The project employs an integration of multiple methods and measures to conduct three sets of studies. 1. Studies of input conditions and learning in everyday contexts. 2. More formal cognitive science studies of children's learning and conceptual organization. 3. Community-based design experiments focused on science learning. In different ways, each of these methods allows the project to further develop, test, and examine the educational implications of proposed theories of how culture affects science learning. This research project offers extensive cross-cultural, cross-disciplinary research opportunities for pre- and post-doctoral research trainees. Members of Native American communities have increasingly become involved on related project as PIs, research assistants, and graduate fellows. An important aspect of this project is resource development and capacity building in Native-American institutions.

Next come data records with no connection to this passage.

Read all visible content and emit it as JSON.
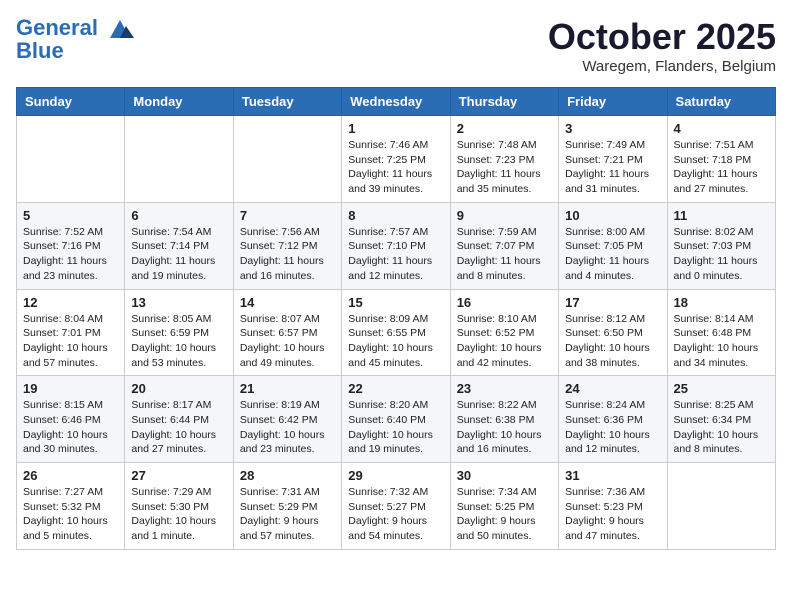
{
  "header": {
    "logo_line1": "General",
    "logo_line2": "Blue",
    "month": "October 2025",
    "location": "Waregem, Flanders, Belgium"
  },
  "weekdays": [
    "Sunday",
    "Monday",
    "Tuesday",
    "Wednesday",
    "Thursday",
    "Friday",
    "Saturday"
  ],
  "weeks": [
    [
      {
        "day": "",
        "info": ""
      },
      {
        "day": "",
        "info": ""
      },
      {
        "day": "",
        "info": ""
      },
      {
        "day": "1",
        "info": "Sunrise: 7:46 AM\nSunset: 7:25 PM\nDaylight: 11 hours\nand 39 minutes."
      },
      {
        "day": "2",
        "info": "Sunrise: 7:48 AM\nSunset: 7:23 PM\nDaylight: 11 hours\nand 35 minutes."
      },
      {
        "day": "3",
        "info": "Sunrise: 7:49 AM\nSunset: 7:21 PM\nDaylight: 11 hours\nand 31 minutes."
      },
      {
        "day": "4",
        "info": "Sunrise: 7:51 AM\nSunset: 7:18 PM\nDaylight: 11 hours\nand 27 minutes."
      }
    ],
    [
      {
        "day": "5",
        "info": "Sunrise: 7:52 AM\nSunset: 7:16 PM\nDaylight: 11 hours\nand 23 minutes."
      },
      {
        "day": "6",
        "info": "Sunrise: 7:54 AM\nSunset: 7:14 PM\nDaylight: 11 hours\nand 19 minutes."
      },
      {
        "day": "7",
        "info": "Sunrise: 7:56 AM\nSunset: 7:12 PM\nDaylight: 11 hours\nand 16 minutes."
      },
      {
        "day": "8",
        "info": "Sunrise: 7:57 AM\nSunset: 7:10 PM\nDaylight: 11 hours\nand 12 minutes."
      },
      {
        "day": "9",
        "info": "Sunrise: 7:59 AM\nSunset: 7:07 PM\nDaylight: 11 hours\nand 8 minutes."
      },
      {
        "day": "10",
        "info": "Sunrise: 8:00 AM\nSunset: 7:05 PM\nDaylight: 11 hours\nand 4 minutes."
      },
      {
        "day": "11",
        "info": "Sunrise: 8:02 AM\nSunset: 7:03 PM\nDaylight: 11 hours\nand 0 minutes."
      }
    ],
    [
      {
        "day": "12",
        "info": "Sunrise: 8:04 AM\nSunset: 7:01 PM\nDaylight: 10 hours\nand 57 minutes."
      },
      {
        "day": "13",
        "info": "Sunrise: 8:05 AM\nSunset: 6:59 PM\nDaylight: 10 hours\nand 53 minutes."
      },
      {
        "day": "14",
        "info": "Sunrise: 8:07 AM\nSunset: 6:57 PM\nDaylight: 10 hours\nand 49 minutes."
      },
      {
        "day": "15",
        "info": "Sunrise: 8:09 AM\nSunset: 6:55 PM\nDaylight: 10 hours\nand 45 minutes."
      },
      {
        "day": "16",
        "info": "Sunrise: 8:10 AM\nSunset: 6:52 PM\nDaylight: 10 hours\nand 42 minutes."
      },
      {
        "day": "17",
        "info": "Sunrise: 8:12 AM\nSunset: 6:50 PM\nDaylight: 10 hours\nand 38 minutes."
      },
      {
        "day": "18",
        "info": "Sunrise: 8:14 AM\nSunset: 6:48 PM\nDaylight: 10 hours\nand 34 minutes."
      }
    ],
    [
      {
        "day": "19",
        "info": "Sunrise: 8:15 AM\nSunset: 6:46 PM\nDaylight: 10 hours\nand 30 minutes."
      },
      {
        "day": "20",
        "info": "Sunrise: 8:17 AM\nSunset: 6:44 PM\nDaylight: 10 hours\nand 27 minutes."
      },
      {
        "day": "21",
        "info": "Sunrise: 8:19 AM\nSunset: 6:42 PM\nDaylight: 10 hours\nand 23 minutes."
      },
      {
        "day": "22",
        "info": "Sunrise: 8:20 AM\nSunset: 6:40 PM\nDaylight: 10 hours\nand 19 minutes."
      },
      {
        "day": "23",
        "info": "Sunrise: 8:22 AM\nSunset: 6:38 PM\nDaylight: 10 hours\nand 16 minutes."
      },
      {
        "day": "24",
        "info": "Sunrise: 8:24 AM\nSunset: 6:36 PM\nDaylight: 10 hours\nand 12 minutes."
      },
      {
        "day": "25",
        "info": "Sunrise: 8:25 AM\nSunset: 6:34 PM\nDaylight: 10 hours\nand 8 minutes."
      }
    ],
    [
      {
        "day": "26",
        "info": "Sunrise: 7:27 AM\nSunset: 5:32 PM\nDaylight: 10 hours\nand 5 minutes."
      },
      {
        "day": "27",
        "info": "Sunrise: 7:29 AM\nSunset: 5:30 PM\nDaylight: 10 hours\nand 1 minute."
      },
      {
        "day": "28",
        "info": "Sunrise: 7:31 AM\nSunset: 5:29 PM\nDaylight: 9 hours\nand 57 minutes."
      },
      {
        "day": "29",
        "info": "Sunrise: 7:32 AM\nSunset: 5:27 PM\nDaylight: 9 hours\nand 54 minutes."
      },
      {
        "day": "30",
        "info": "Sunrise: 7:34 AM\nSunset: 5:25 PM\nDaylight: 9 hours\nand 50 minutes."
      },
      {
        "day": "31",
        "info": "Sunrise: 7:36 AM\nSunset: 5:23 PM\nDaylight: 9 hours\nand 47 minutes."
      },
      {
        "day": "",
        "info": ""
      }
    ]
  ]
}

This research should have strong impacts on theories of cognitive and conceptual development, especially those pertaining to how children's and adults' existing knowledge is shaped by culture and experience. It should also promote an expansive view of cultural practices, including contact with the natural world, community forms of engagement, and parent-child interactions. The project develops classroom practices that, if successful, have excellent potential for scaling up and generality. Moreover, this project will provide a deeper understanding of the developmental processes underlying cross-cultural similarities and differences in science learning. This will serve as an essential resource in national and local efforts to advance the education of children enrolled in US schools, including the increasing number of children from diverse linguistic and cultural backgrounds.